I get in from the day job at six, I ignore a huge pile of marking, put my little girl to bed, exchange stories with my wife Jo, brew up and then I grab an hour or so in the spare room hammering away before exhaustion begins to mangle my expression. (My family have been so supportive and tolerant of this bizarre behaviour over the years – I couldn’t have done it without them.)
What inspires you?
I remember an author – can’t remember who, sadly – saying that a story always starts as a little piece of grit in your subconscious, and you hope it gradually accretes into a pearl. That’s a lovely metaphor; it’s like that for me. Interesting names often work as pieces of grit, as I’ve already mentioned – also songs, films, news items… I make a note of them, file them away and hope they’ll be useful sometime. Here’s an example; I’ve got some scribbled notes about a falling government on the verge of bankruptcy who, rather than continue to pay public sector prison staff just released all the inmates back into society. There was some grainy camera footage of abandoned prison cells daubed in pro-government graffiti, I remember. That there’s a good idea waiting for a story, I reckon. I’ve got a fairly long queue of waiting ideas – here’s hoping just one of them works…
Who are your favourite writers/books?
For children there’s loads; Marcus Sedgwick, Chris Wooding, Philip Reeve, Ursula Le Guin, anyone to do with Author Allsorts of course! – there’s so much to admire out there. Others? I love Kasuo Ishiguro, F Scott Fitzgerald, Steinbeck; I’ve a real soft spot for Wilkie Collins, John Buchan, H Rider Haggard and Conan Doyle. Recently I’ve come to admire authors who are very open and generous in their discussion of the writing process and their uncomplicated advice to other writers. PD James is good for this, as is Ian Rankin and of course Stephen King.
What are your favourite films/TV programmes?
Hayao Myazaki really grabbed me when I first saw ‘Laputa: Castle in the Sky’ late at night on TV one Christmas at my parents’ place. I collect his stuff now which is really something; I’m not usually a collector.
What advice would you give to people reading this blog who want to get published?
OK – I’d suggest this, and I hope it doesn’t sound silly or sarcastic because it isn’t meant that way I promise: dismiss from your mind the idea that anyone was born with the innate ability or gift or talent to be a good writer. They weren’t. There is no genetic predisposition to writing great prose. There are just people who keep practising and practising and practising, seeking feedback and thinking about their mistakes and not repeating them too often if they can help it and then practising and practising some more… you get the picture. Chances are it will be your fourth novel where you start to get good – so write three terrible novels, then survey the wreckage and see what you’ve learned.
What are you working on now?
I’ve got two ideas and I’m going to follow them both up for a while to see which is the stronger. One is set in Highlions, the city where The Poison Boy is set. I think I might be leaning towards working with a different protagonist though. The other is set in Manchester, so… very different. But that just happened to be where Carrick the Shadow lived! I’m yet to be convinced by either; I need another month. Maybe two…

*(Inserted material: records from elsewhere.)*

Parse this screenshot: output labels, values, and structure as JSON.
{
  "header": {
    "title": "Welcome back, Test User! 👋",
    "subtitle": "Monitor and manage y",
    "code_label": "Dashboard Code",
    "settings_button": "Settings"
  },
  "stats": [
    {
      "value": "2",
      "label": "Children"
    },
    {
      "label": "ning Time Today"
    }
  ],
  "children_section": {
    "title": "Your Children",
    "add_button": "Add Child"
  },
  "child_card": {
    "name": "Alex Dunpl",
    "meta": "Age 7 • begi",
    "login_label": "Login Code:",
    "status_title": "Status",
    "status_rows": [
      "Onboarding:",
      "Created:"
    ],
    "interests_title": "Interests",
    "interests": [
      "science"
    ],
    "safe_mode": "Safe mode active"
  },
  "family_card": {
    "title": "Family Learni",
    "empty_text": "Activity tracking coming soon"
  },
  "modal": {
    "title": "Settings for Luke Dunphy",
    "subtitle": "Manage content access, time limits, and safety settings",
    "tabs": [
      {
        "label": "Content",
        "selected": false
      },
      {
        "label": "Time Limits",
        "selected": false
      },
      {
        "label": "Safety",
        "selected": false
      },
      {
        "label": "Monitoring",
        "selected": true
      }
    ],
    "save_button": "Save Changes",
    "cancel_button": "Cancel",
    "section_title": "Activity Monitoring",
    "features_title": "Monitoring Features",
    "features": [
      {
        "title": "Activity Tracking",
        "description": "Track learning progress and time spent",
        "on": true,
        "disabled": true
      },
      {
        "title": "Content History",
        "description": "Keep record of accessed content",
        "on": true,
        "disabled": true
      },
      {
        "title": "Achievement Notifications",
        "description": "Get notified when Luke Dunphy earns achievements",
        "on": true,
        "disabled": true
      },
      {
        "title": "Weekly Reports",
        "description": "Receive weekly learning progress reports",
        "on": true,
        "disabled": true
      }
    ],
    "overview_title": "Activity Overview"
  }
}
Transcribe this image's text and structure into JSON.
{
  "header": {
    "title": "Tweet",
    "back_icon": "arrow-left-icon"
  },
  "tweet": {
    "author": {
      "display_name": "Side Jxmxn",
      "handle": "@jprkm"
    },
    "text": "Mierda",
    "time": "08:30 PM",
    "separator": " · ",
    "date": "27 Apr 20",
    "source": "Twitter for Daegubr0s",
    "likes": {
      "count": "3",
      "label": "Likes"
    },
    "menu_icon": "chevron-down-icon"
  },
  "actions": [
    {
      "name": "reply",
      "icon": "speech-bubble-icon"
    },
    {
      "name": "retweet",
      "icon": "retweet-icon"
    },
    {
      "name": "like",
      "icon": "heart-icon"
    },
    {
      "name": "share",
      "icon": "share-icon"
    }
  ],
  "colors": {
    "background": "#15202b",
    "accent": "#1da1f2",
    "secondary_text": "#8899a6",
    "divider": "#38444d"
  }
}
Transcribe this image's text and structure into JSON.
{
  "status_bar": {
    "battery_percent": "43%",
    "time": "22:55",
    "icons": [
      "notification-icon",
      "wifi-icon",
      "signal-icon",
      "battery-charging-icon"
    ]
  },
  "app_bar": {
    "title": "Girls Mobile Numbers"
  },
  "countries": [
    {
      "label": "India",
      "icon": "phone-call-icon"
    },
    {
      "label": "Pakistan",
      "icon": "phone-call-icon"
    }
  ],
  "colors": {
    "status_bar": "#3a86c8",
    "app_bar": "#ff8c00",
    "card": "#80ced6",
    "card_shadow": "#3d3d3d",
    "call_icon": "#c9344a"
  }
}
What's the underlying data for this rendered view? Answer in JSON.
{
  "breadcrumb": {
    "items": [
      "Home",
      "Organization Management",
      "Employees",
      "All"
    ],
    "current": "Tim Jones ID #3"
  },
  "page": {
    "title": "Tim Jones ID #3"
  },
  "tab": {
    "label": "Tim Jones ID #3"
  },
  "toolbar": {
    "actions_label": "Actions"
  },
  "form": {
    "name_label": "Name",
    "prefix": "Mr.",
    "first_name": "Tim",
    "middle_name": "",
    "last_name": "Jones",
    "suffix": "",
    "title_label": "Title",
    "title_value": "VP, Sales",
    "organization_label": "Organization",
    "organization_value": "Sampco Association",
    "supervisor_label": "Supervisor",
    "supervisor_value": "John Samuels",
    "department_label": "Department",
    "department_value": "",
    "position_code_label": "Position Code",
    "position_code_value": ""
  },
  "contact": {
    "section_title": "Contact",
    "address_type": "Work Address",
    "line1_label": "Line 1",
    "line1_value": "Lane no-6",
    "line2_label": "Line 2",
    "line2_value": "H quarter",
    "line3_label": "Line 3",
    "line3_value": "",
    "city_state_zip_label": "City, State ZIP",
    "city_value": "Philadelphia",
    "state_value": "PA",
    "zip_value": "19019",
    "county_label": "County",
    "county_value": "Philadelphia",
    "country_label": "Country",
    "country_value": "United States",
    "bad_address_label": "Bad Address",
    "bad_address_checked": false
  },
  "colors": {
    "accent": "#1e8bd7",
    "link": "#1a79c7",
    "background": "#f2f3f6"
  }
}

Thank you, Fletcher. Happy book birthday!
Fletcher Moss was an Alderman of Manchester who upon his death over a century ago, bequeathed a beautiful botanical gardens to the people of the city; a noble and generous gesture. This Fletcher Moss has significantly less to recommend him – he’s an Assistant Headteacher at a school in Greater Manchester who needed a pseudonym for the writing he fits in between lesson planning, marking and rattling around the M60 in his second-hand Citroen. He lives in Manchester with his wife and young daughter. He is working on his second and third novels at the same time – surely a recipe for disaster if ever there was one.